- Interactive map of Zhuravka
- Zhuravka Location of Zhuravka Zhuravka Zhuravka (Ukraine)
- Coordinates: 51°13′11″N 34°59′3″E﻿ / ﻿51.21972°N 34.98417°E
- Country: Ukraine
- Oblast: Sumy Oblast
- Raion: Sumy Raion
- Hromada: Khotin settlement hromada
- Elevation: 163 m (535 ft)

Population (2001)
- • Total: 162
- Time zone: UTC+2
- • Summer (DST): UTC+3
- Postal code: 42310
- Area code: +380 542

= Zhuravka, Sumy Raion =

Village in Sumy Oblast, Ukraine

Zhuravka is a village in Ukraine, in Khotin settlement hromada, Sumy Raion, Sumy Oblast. Until 2020, the local government body was the Bilovody Village Council. The village is currently occupied by Russian forces during the 2025 Sumy Oblast incursion of the Russo-Ukrainian War.

==Geography==
The village of Zhuravka is located on the banks of the Snagist River, upstream at a distance of 2.5 km is the village of Bilovody, downstream is the village of Nikolayevo-Darino (Kursk Oblast). The village is located on the border with Russia.

==History==
On June 12, 2020, in accordance with the Resolution of the Cabinet of Ministers of Ukraine No. 723-r "On the Determination of Administrative Centers and Approval of Territories of Territorial Communities of Sumy Region", it became part of the Khotin settlement hromada. On July 19, 2020, as a result of the administrative-territorial reform and liquidation of the Sumy Raion (1923—2020), the community joined the newly formed Sumy Raion.

===Russo-Ukrainian War===
On November 13, 2022, the Russians shelled the village with mortars. As a result, farmsteads were damaged and agricultural machinery was destroyed. In March 2023, as a result of systematic shelling by Russian forces, the settlement remained outside the logistical routes.
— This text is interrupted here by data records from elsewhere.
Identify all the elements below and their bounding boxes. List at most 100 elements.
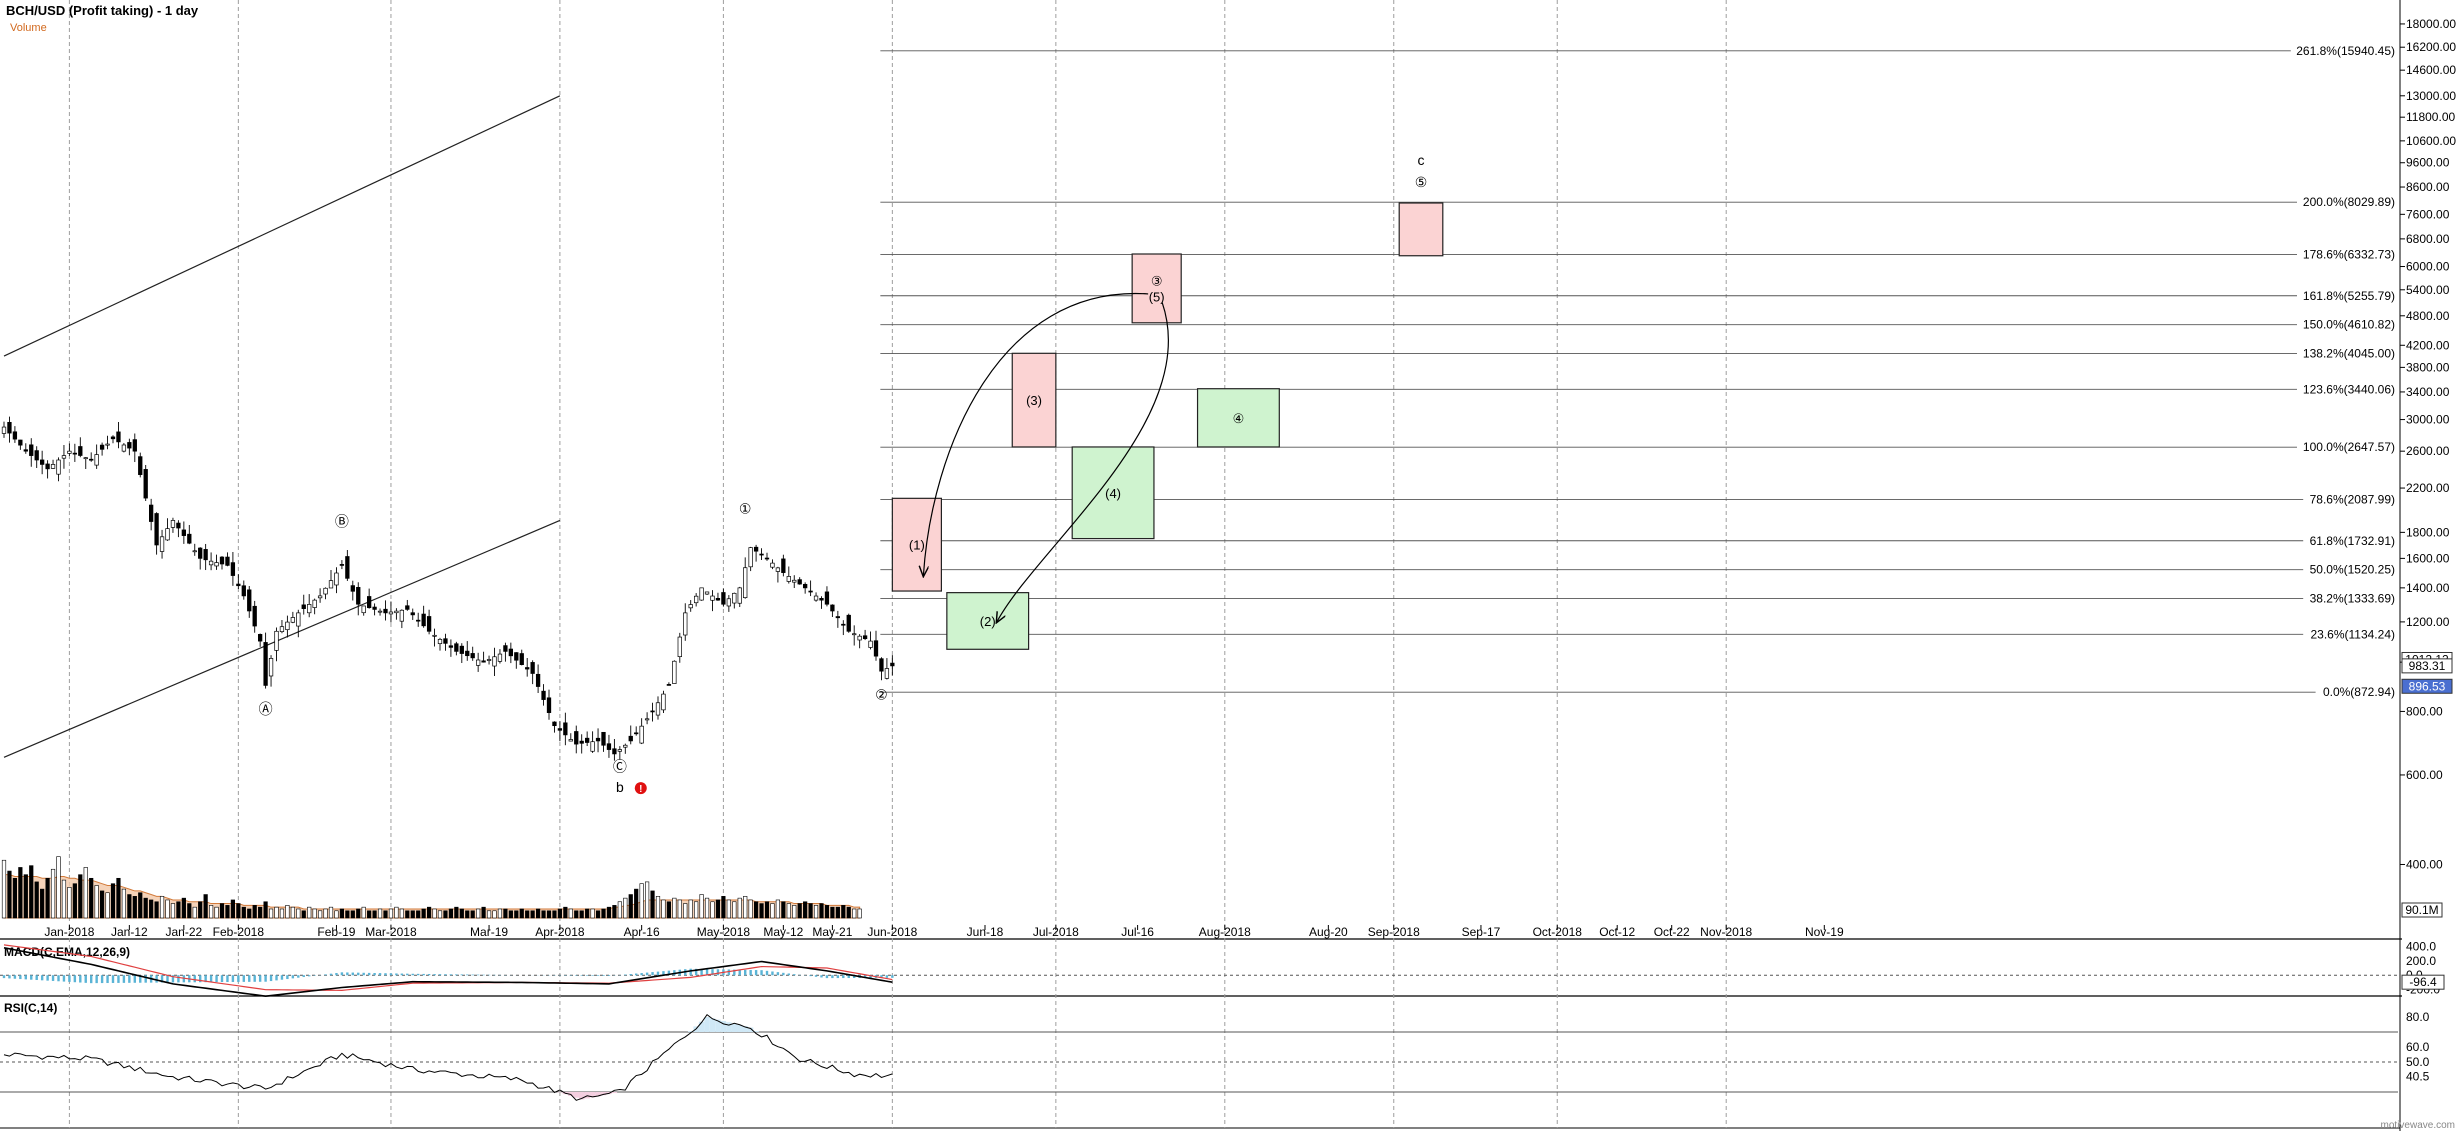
- y-tick-label: 10600.00: [2406, 134, 2456, 148]
- fib-label-bg: [2315, 685, 2398, 699]
- candle-body: [274, 630, 279, 651]
- candle-body: [661, 693, 666, 711]
- macd-histogram-bar: [378, 973, 382, 976]
- macd-histogram-bar: [57, 975, 60, 982]
- x-tick-label: Mar-2018: [365, 925, 417, 939]
- y-tick-label: 3800.00: [2406, 360, 2450, 374]
- volume-bar: [105, 892, 110, 919]
- macd-histogram-bar: [389, 973, 393, 976]
- volume-bar: [56, 856, 61, 919]
- candle: [748, 546, 753, 572]
- y-tick-label: 5400.00: [2406, 283, 2450, 297]
- candle-body: [143, 469, 148, 499]
- volume-bar: [307, 906, 312, 919]
- candle: [350, 580, 355, 601]
- price-badge-label: 896.53: [2409, 679, 2446, 693]
- candle-body: [623, 744, 628, 748]
- macd-histogram-bar: [765, 970, 769, 976]
- macd-value-badge: [2401, 974, 2445, 990]
- macd-histogram-bar: [738, 969, 741, 976]
- fib-level-label: 178.6%(6332.73): [2303, 248, 2395, 262]
- candle: [421, 605, 426, 628]
- candle: [170, 517, 176, 533]
- volume-bar: [661, 899, 666, 919]
- volume-bar: [290, 906, 295, 919]
- volume-bar: [857, 908, 862, 919]
- candle-body: [176, 522, 181, 529]
- macd-histogram-bar: [264, 975, 267, 982]
- candle-body: [345, 556, 350, 579]
- volume-bar: [219, 903, 225, 919]
- target-box-label: ④: [1233, 411, 1245, 426]
- y-tick-label: 6000.00: [2406, 260, 2450, 274]
- candle: [732, 592, 737, 609]
- volume-bar: [617, 901, 622, 919]
- candle-body: [181, 529, 187, 536]
- candle-body: [683, 612, 688, 636]
- x-tick-label: Mar-19: [470, 925, 508, 939]
- candle: [45, 460, 50, 479]
- candle-body: [884, 668, 890, 679]
- candle: [138, 452, 143, 478]
- macd-histogram-bar: [776, 972, 780, 976]
- candle-body: [18, 439, 23, 446]
- volume-bar: [535, 908, 541, 919]
- volume-bar: [803, 901, 808, 919]
- macd-histogram-bar: [237, 975, 240, 982]
- volume-bar: [339, 908, 345, 919]
- macd-histogram-bar: [357, 972, 360, 976]
- candle: [372, 603, 377, 616]
- candle: [535, 664, 541, 693]
- target-box: [1131, 253, 1182, 324]
- y-tick-label: 16200.00: [2406, 40, 2456, 54]
- candle-body: [154, 513, 159, 546]
- candle: [639, 718, 644, 745]
- candle-body: [285, 621, 290, 631]
- macd-histogram-bar: [640, 973, 643, 976]
- macd-histogram-bar: [842, 975, 845, 979]
- candle: [601, 731, 606, 752]
- macd-histogram-bar: [329, 973, 333, 976]
- candle: [279, 619, 285, 634]
- candle-body: [307, 604, 312, 614]
- volume-bar: [301, 910, 306, 919]
- candle: [857, 634, 862, 649]
- wave-label: Ⓑ: [335, 513, 349, 529]
- fib-label-bg: [2303, 591, 2398, 605]
- candle-body: [835, 616, 840, 619]
- candle-body: [525, 667, 530, 670]
- candle: [470, 646, 475, 661]
- candle-body: [862, 635, 868, 640]
- volume-bar: [176, 901, 181, 919]
- volume-bar: [230, 899, 236, 919]
- volume-bar: [497, 908, 503, 919]
- candle-body: [89, 458, 94, 461]
- volume-bar: [263, 901, 268, 919]
- candle: [590, 731, 595, 753]
- candle: [443, 633, 448, 651]
- volume-bar: [132, 896, 137, 919]
- candle: [203, 543, 208, 571]
- candle: [699, 587, 704, 601]
- candle-body: [56, 459, 61, 475]
- candle-body: [819, 598, 824, 601]
- volume-bar: [590, 908, 595, 919]
- candle-body: [34, 450, 39, 461]
- x-tick-label: Jul-16: [1121, 925, 1154, 939]
- candle: [290, 611, 295, 624]
- macd-histogram-bar: [438, 974, 442, 976]
- volume-bar: [454, 906, 459, 919]
- candle: [377, 608, 383, 616]
- macd-histogram-bar: [602, 975, 605, 976]
- volume-bar: [323, 908, 328, 919]
- trendlines: [3, 95, 561, 758]
- target-box: [1196, 388, 1280, 448]
- candle-body: [721, 592, 726, 605]
- volume-bar: [258, 906, 263, 919]
- candle: [519, 649, 524, 666]
- candle: [841, 620, 846, 636]
- candle-body: [203, 549, 208, 561]
- candle: [61, 444, 67, 469]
On May 1, 2024, the population of Vodolahy, Zhuravka and Bilovody was evacuated. Halyna Mishchenko and her 95-year-old mother were forced to leave their home. The woman says that their village of Zhuravka, where they lived, is shelled daily. On June 2, 2024, a 62-year-old tractor driver was blown up by a mine in the village. The man died in the hospital. This was reported by the Sumy Regional Prosecutor's Office. The village resident was mowing grass on a tractor and hit a mine. The injured man was found by his son and taken to a hospital in Sumy. The man had multiple injuries, from which he died from.

On July 19, 2024, Russian troops shelled the village. Six explosions were recorded, probably from a helicopter. On August 3, 2024, Russian troops shelled the village again. 5 explosions were recorded, probably from an 82 mm mortar. On August 7, 2024, the village was subjected to air, missile, and artillery strikes by Russian forces.

Russian forces first entered the village on 21 March 2025 during the 2025 Sumy offensive. Russian forces captured the village by 26 April 2025.

==Population==
According to the 2001 Ukrainian census, the village's population was 163 people. The main languages of the village were:

- Ukrainian 88.61%
- Russian 10.76%
- Belarusian 0.63%

==People==
The following were born in the village:

- Zamula Vasyl Nikiforovych - A Ukrainian Soviet figure.